On Tuesday evening, Jan Bergen, outgoing president of Penn Medicine Lancaster General Health, gave community supporters a wide-ranging overview of the hospital’s current efforts in dealing with the COVID-19 pandemic.
Dr. Todd Wood, chief of cardiology, followed with announcement of a new program to track long-range effects of the virus among recovered patients.
Here is a brief synopsis:
Community status
About 13.5% of those tested here have COVID-19. That’s an improvement over the 14% rate of the previous week and the state’s 15% rate. But it’s well above the goal of 5%.
The next surge
There is an anticipated third wave following the Christmas and New Year holidays. Bergen expects to see the impact of that occur in the second or third week of January, with case numbers rising into February. The hospital has multi-level plans in place to handle increased admissions if that does happen.
“You can have confidence that we are well prepared to manage that,” she said.
Biggest problem
“Unlike the spring, the principal challenge that we have today is staffing…,” Bergen added. The hospital is using both temporary and permanent new hires to fill critical support and clinical positions.
In-hospital vaccinations
About 5,500 workers and medical staff have been vaccinated or are scheduled to get vaccines. That about 50-55% of the hospital’s 9,300 support workers and 1,000 medical staff. The hospital is using both the Pfizer and Moderna vaccines.
Vaccine reluctance
Bergen said she is very concerned that only about half of the workforce has been vaccinated.
“The fears that have been articulated among the general population about the vaccine are felt by healthcare workers,” Bergen said. “There is obviously a segment of the population that is just resistant to vaccines” in general.
“We need to continue to educate the workforce about the importance of the vaccine and encourage them to get the vaccine now that it is readily available.”
“Equally concerning,” she said, “is the fact that we are seeing that the minority populations are participating at a lower rate than the general population.”
To make sure all the county’s residents are protected, she said, the hospital needs to identify community leaders who can influence the thinking of the workforce and the general population.
(The Associated Press reported on this issue nationwide Friday.
Future vaccination schedule
LGH has reserved 10% of its vaccine allotment for healthcare professionals who not part of a hospital system – independent doctors, dental office workers and other safety net providers. The hospital is compiling a list of those healthcare workers most at risk of exposure and is reaching out to them to come to vaccination centers.
That outreach group includes ambulance medics and other first responders.
Vaccinations for the public
“I’m hoping that as early as February we will start to be able to vaccinate patients of our practices that are age 65 or older, or individuals with chronic conditions, such as chronic kidney disease, individuals with a heart condition, individuals with a cancer diagnosis, etc.
“They would be in that first wave or tier of individuals that we would vaccinate.”
After that, inoculation of the general population will begin.
The hospital hopes all 40-plus of its physician practice sites can be certified by the Department of Health for distribution of the vaccine.
Three offices already have been approved and have started to receive small amounts of the Moderna vaccine.
Outstanding vaccination questions
The hospital is waiting for guidance from the state Health Department and county leaders about plans for vaccination of the general population.
The key question, she said, are: Will large sites for mass vaccination be set up? If so, who will staff them? The national guard, hospitals, or other healthcare organizations?
New program to check for 'long-haul' damage
Because there is a growing body of anecdotal evidence that some recovered COVID-19 patients later develop myocarditis (heart infection), LGH launched a pilot program in December to systematically check for that life-threatening side effect, Dr. Wood said.

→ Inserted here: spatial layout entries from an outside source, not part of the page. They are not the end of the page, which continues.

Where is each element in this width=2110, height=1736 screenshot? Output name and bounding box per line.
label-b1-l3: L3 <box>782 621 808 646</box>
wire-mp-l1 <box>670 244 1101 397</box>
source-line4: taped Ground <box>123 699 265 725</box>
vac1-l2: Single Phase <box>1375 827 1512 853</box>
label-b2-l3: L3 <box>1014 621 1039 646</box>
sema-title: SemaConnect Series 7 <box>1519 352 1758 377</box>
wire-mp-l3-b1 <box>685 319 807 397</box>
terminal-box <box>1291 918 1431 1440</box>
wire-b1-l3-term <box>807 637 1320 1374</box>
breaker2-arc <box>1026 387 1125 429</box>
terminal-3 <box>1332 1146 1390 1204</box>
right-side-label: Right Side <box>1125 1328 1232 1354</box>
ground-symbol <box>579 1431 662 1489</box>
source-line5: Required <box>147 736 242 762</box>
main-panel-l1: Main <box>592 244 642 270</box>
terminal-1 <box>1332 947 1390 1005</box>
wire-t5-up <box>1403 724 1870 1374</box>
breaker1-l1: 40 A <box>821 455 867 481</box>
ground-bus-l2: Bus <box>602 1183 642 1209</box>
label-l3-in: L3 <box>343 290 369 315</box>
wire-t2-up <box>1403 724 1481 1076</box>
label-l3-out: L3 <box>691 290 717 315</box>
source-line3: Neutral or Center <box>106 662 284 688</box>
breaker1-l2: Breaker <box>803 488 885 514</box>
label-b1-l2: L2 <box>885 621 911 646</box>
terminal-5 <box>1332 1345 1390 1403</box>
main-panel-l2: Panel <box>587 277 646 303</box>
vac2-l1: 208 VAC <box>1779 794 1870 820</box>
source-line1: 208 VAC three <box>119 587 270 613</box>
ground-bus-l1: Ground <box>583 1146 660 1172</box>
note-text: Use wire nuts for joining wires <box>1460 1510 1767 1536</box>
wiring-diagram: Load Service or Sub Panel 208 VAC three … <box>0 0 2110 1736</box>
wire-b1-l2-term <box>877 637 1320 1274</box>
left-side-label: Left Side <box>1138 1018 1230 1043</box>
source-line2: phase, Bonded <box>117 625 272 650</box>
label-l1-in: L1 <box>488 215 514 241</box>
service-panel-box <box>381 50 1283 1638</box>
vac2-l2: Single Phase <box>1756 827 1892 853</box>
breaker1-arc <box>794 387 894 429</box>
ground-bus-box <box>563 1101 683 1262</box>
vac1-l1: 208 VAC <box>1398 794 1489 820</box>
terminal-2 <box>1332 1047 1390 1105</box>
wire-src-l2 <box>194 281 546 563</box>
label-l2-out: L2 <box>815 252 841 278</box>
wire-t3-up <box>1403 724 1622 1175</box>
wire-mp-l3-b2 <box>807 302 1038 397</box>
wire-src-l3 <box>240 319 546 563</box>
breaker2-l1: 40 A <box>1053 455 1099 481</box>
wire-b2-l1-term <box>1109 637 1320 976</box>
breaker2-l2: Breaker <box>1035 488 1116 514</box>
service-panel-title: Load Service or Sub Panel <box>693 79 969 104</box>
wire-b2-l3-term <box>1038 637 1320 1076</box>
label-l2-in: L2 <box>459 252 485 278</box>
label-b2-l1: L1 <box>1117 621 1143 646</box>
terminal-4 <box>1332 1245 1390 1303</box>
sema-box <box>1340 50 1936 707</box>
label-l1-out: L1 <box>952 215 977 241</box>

Viral infection of the heart can cause an irregular heartbeat that, if untreated, can trigger heart failure and, in some cases, sudden death.
In the new screening program, when recovered patients show up at their next medical appointment – at least two to three months after recovery – their doctors will ask about symptoms of irregular heartbeat and discuss whether they want tests (electrocardiogram, rhythm monitor, ultrasound) that could discover potential heart dysfunction.
A prompt from the hospital’s computerized records system will tell a physician: This is a recovered COVID patient; ask him or her about heart issues, Wood said.
Later this month, the hospital will use its MyLGHealth personal records system to notify those COVID patients about the issue. That will be followed up later by personal letters to recovered patients, suggesting that they discuss the matter with their doctor.
Delayed care
Dr. Wood also discussed the issue of people with serious heart ailments failing to get prompt treatment.
“We’ve seen a huge uptick in patients that have tried to avoid getting better care,” he said.
“I have done more heart catheterizations on people presenting with their heart attack 48 hours or 72 hours or even a week into their heart attack in this year than I had in the previous seven years I’ve been practicing here,” he said.
“People have been delaying and delaying until they were really hitting a tipping point.”
The idea that hospitals are not safe is mistaken, Wood said.
“If any place is safe, it’s our institutions,” he said. “If you delay, you’re not protecting yourself, you’re only hurting yourself.”